= Zoë Bowden =

British physicist and instrumentation scientist

Zoë Althea Bowden is a British physicist and instrumentation scientist who was involved in the construction of the ISIS Neutron and Muon Source. She was awarded an Order of the British Empire in the 2023 New Year Honours in recognition of her services to science.

== Early life and education ==
Bowden joined the Rutherford Appleton Laboratory after leaving high school. She has said that she just wanted to work in a technical role, so applied to be an Assistant Scientific Officer, a precursor to a modern apprenticeship. She was chosen to work on the Neutron Beams Unit. Here she developed the instrumentation for the Harwell linear accelerator, which was the United Kingdom's first accelerator-driven neutron source. She earned a bachelor's degree in applied physics at the London South Bank University.

== Research and career ==
From 1979 onward, Bowden was part of the construction team of the ISIS Neutron and Muon Source. She commissioned the IRIS spectrometer, a time-of-flight inverted-geometry crystal analyser spectrometer, and the Liquids and Amorphous Diffractometer. As there were so few people at ISIS at the time, she also worked on the construction of the High Energy Transfer instrument. She was the first instrument scientist.
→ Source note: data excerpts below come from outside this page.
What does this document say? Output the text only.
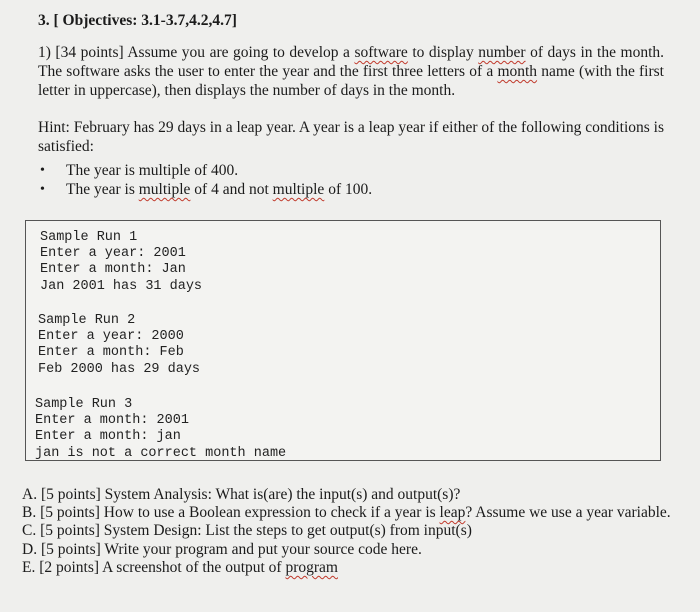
3. [ Objectives: 3.1-3.7,4.2,4.7]
1) [34 points] Assume you are going to develop a software to display number of days in the month. The software asks the user to enter the year and the first three letters of a month name (with the first letter in uppercase), then displays the number of days in the month.
Hint: February has 29 days in a leap year. A year is a leap year if either of the following conditions is satisfied:
• The year is multiple of 400.
• The year is multiple of 4 and not multiple of 100.
Sample Run 1
Enter a year: 2001
Enter a month: Jan
Jan 2001 has 31 days
Sample Run 2
Enter a year: 2000
Enter a month: Feb
Feb 2000 has 29 days
Sample Run 3
Enter a month: 2001
Enter a month: jan
jan is not a correct month name
A. [5 points] System Analysis: What is(are) the input(s) and output(s)?
B. [5 points] How to use a Boolean expression to check if a year is leap? Assume we use a year variable.
C. [5 points] System Design: List the steps to get output(s) from input(s)
D. [5 points] Write your program and put your source code here.
E. [2 points] A screenshot of the output of program
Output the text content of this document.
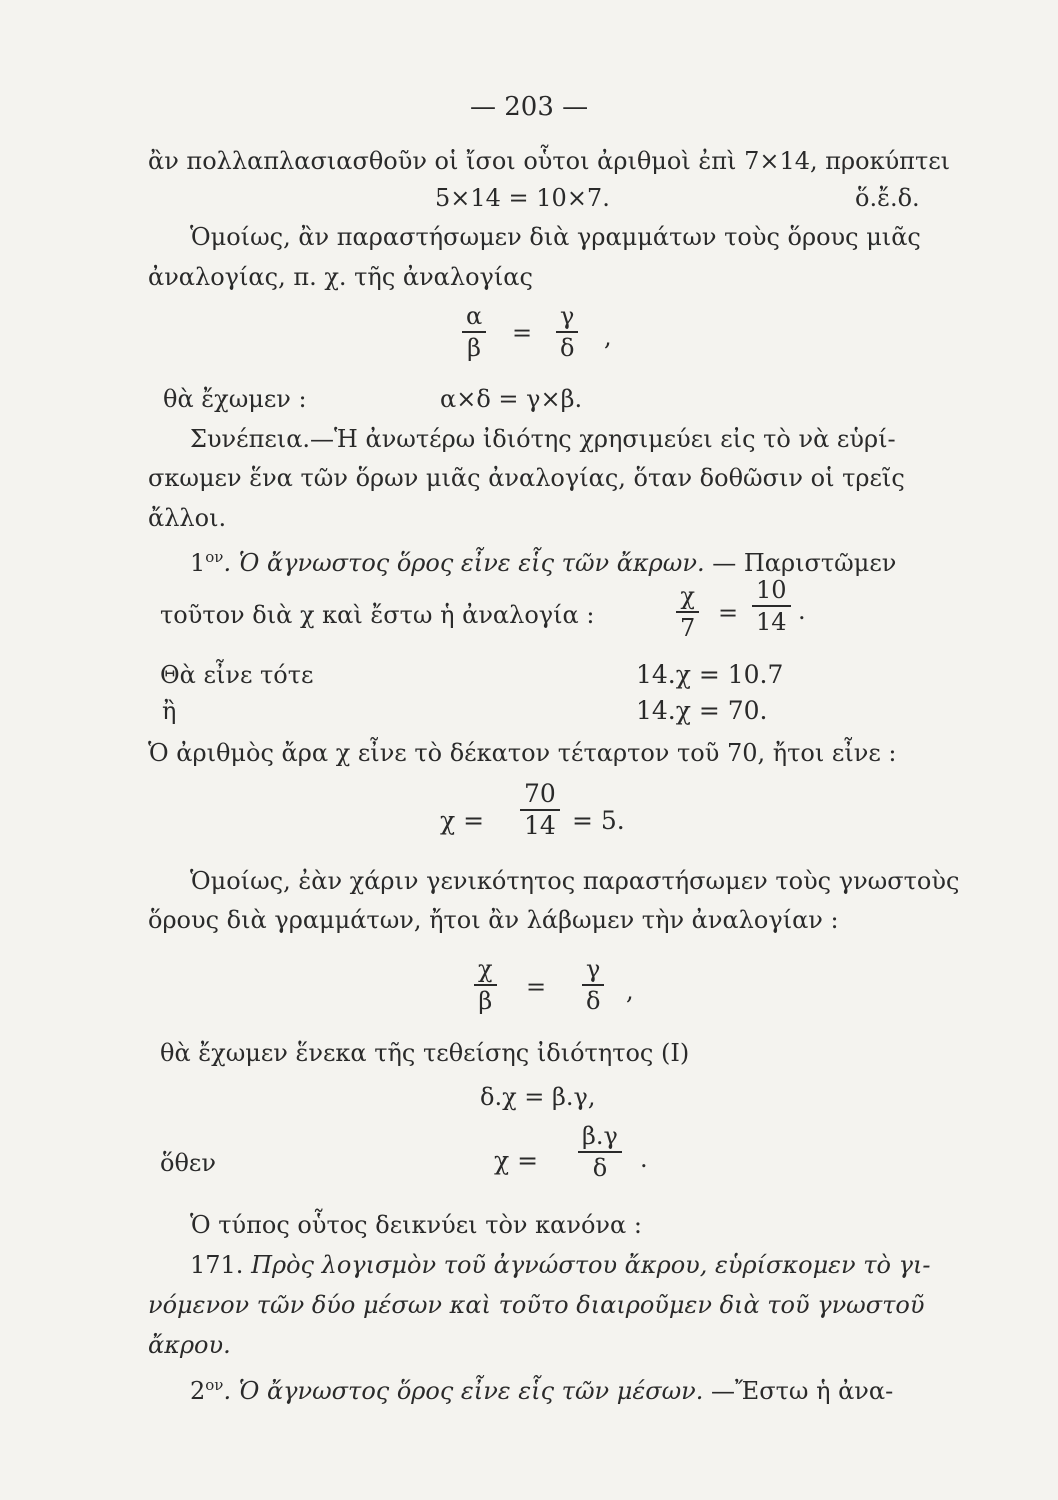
— 203 —
ἂν πολλαπλασιασθοῦν οἱ ἴσοι οὗτοι ἀριθμοὶ ἐπὶ 7×14, προκύπτει
5×14 = 10×7.	ὅ.ἔ.δ.
Ὁμοίως, ἂν παραστήσωμεν διὰ γραμμάτων τοὺς ὅρους μιᾶς
ἀναλογίας, π. χ. τῆς ἀναλογίας
α
β
=
γ
δ ,
θὰ ἔχωμεν :	α×δ = γ×β.
Συνέπεια.—Ἡ ἀνωτέρω ἰδιότης χρησιμεύει εἰς τὸ νὰ εὑρί-
σκωμεν ἕνα τῶν ὅρων μιᾶς ἀναλογίας, ὅταν δοθῶσιν οἱ τρεῖς
ἄλλοι.
$1^{o\nu}$. Ὁ ἄγνωστος ὅρος εἶνε εἷς τῶν ἄκρων. — Παριστῶμεν
τοῦτον διὰ χ καὶ ἔστω ἡ ἀναλογία :
χ
7
=
10
14 .
Θὰ εἶνε τότε	14.χ = 10.7
ἢ	14.χ = 70.
Ὁ ἀριθμὸς ἄρα χ εἶνε τὸ δέκατον τέταρτον τοῦ 70, ἤτοι εἶνε :
χ =
70
14 = 5.
Ὁμοίως, ἐὰν χάριν γενικότητος παραστήσωμεν τοὺς γνωστοὺς
ὅρους διὰ γραμμάτων, ἤτοι ἂν λάβωμεν τὴν ἀναλογίαν :
χ
β =
γ
δ ,
θὰ ἔχωμεν ἕνεκα τῆς τεθείσης ἰδιότητος (Ι)
δ.χ = β.γ,
ὅθεν	χ =
β.γ
δ	.
Ὁ τύπος οὗτος δεικνύει τὸν κανόνα :
171. Πρὸς λογισμὸν τοῦ ἀγνώστου ἄκρου, εὑρίσκομεν τὸ γι-
νόμενον τῶν δύο μέσων καὶ τοῦτο διαιροῦμεν διὰ τοῦ γνωστοῦ
ἄκρου.
$2^{o\nu}$. Ὁ ἄγνωστος ὅρος εἶνε εἷς τῶν μέσων. —Ἔστω ἡ ἀνα-
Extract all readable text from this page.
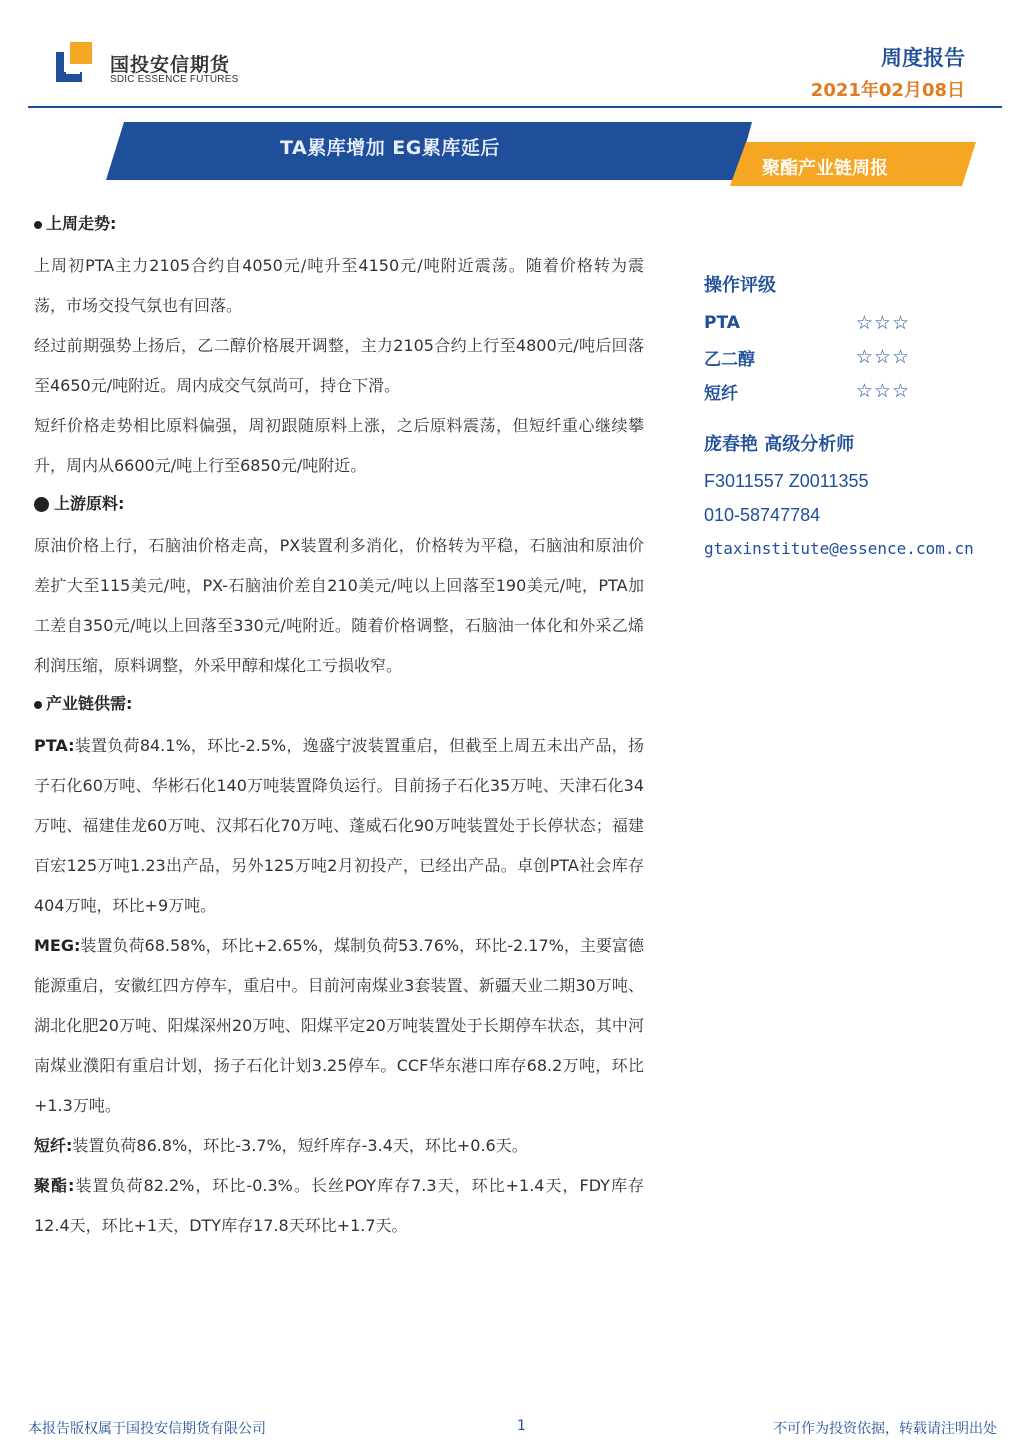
国投安信期货
SDIC ESSENCE FUTURES
周度报告
2021年02月08日
TA累库增加 EG累库延后
聚酯产业链周报
上周走势:

上周初PTA主力2105合约自4050元/吨升至4150元/吨附近震荡。随着价格转为震荡，市场交投气氛也有回落。

经过前期强势上扬后，乙二醇价格展开调整，主力2105合约上行至4800元/吨后回落至4650元/吨附近。周内成交气氛尚可，持仓下滑。

短纤价格走势相比原料偏强，周初跟随原料上涨，之后原料震荡，但短纤重心继续攀升，周内从6600元/吨上行至6850元/吨附近。

上游原料:

原油价格上行，石脑油价格走高，PX装置利多消化，价格转为平稳，石脑油和原油价差扩大至115美元/吨，PX-石脑油价差自210美元/吨以上回落至190美元/吨，PTA加工差自350元/吨以上回落至330元/吨附近。随着价格调整，石脑油一体化和外采乙烯利润压缩，原料调整，外采甲醇和煤化工亏损收窄。

产业链供需:

PTA:装置负荷84.1%，环比-2.5%，逸盛宁波装置重启，但截至上周五未出产品，扬子石化60万吨、华彬石化140万吨装置降负运行。目前扬子石化35万吨、天津石化34万吨、福建佳龙60万吨、汉邦石化70万吨、蓬威石化90万吨装置处于长停状态；福建百宏125万吨1.23出产品，另外125万吨2月初投产，已经出产品。卓创PTA社会库存404万吨，环比+9万吨。

MEG:装置负荷68.58%，环比+2.65%，煤制负荷53.76%，环比-2.17%，主要富德能源重启，安徽红四方停车，重启中。目前河南煤业3套装置、新疆天业二期30万吨、湖北化肥20万吨、阳煤深州20万吨、阳煤平定20万吨装置处于长期停车状态，其中河南煤业濮阳有重启计划，扬子石化计划3.25停车。CCF华东港口库存68.2万吨，环比+1.3万吨。

短纤:装置负荷86.8%，环比-3.7%，短纤库存-3.4天，环比+0.6天。

聚酯:装置负荷82.2%，环比-0.3%。长丝POY库存7.3天，环比+1.4天，FDY库存12.4天，环比+1天，DTY库存17.8天环比+1.7天。

操作评级
PTA	☆☆☆
乙二醇	☆☆☆
短纤	☆☆☆
庞春艳 高级分析师
F3011557 Z0011355
010-58747784
gtaxinstitute@essence.com.cn
本报告版权属于国投安信期货有限公司	1	不可作为投资依据，转载请注明出处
She held various positions across ISIS, including overseeing User Support and being involved with the Mentorship programme. In 2014 she was made Head of Operations and Deputy Director. Beyond ISIS, Bowden was involved in discussions around neutron scattering on a global stage. In 2022 Bowden retired from ISIS, and joined UK Research and Innovation as a consultant on operations and safety.

In 2023 Bowden was awarded an Order of the British Empire for services to science.

== Select publications ==

- Evans, Beth (2008). "Cryogen-free low temperature sample environment for neutron scattering based on pulse tube refrigeration"
- Oliver, Edward (2008). "Novel testing chamber for neutron scattering measurements of internal stresses in engineering materials at cryogenic temperatures"
- Ma, Yanling (2012). "A non-destructive experimental investigation of elastic plastic interfaces of autofrettaged thick-walled cylindrical aluminium high pressure vessels"

== Personal life ==
Bowden is a bell-ringer at St Mary the Virgin, Wantage.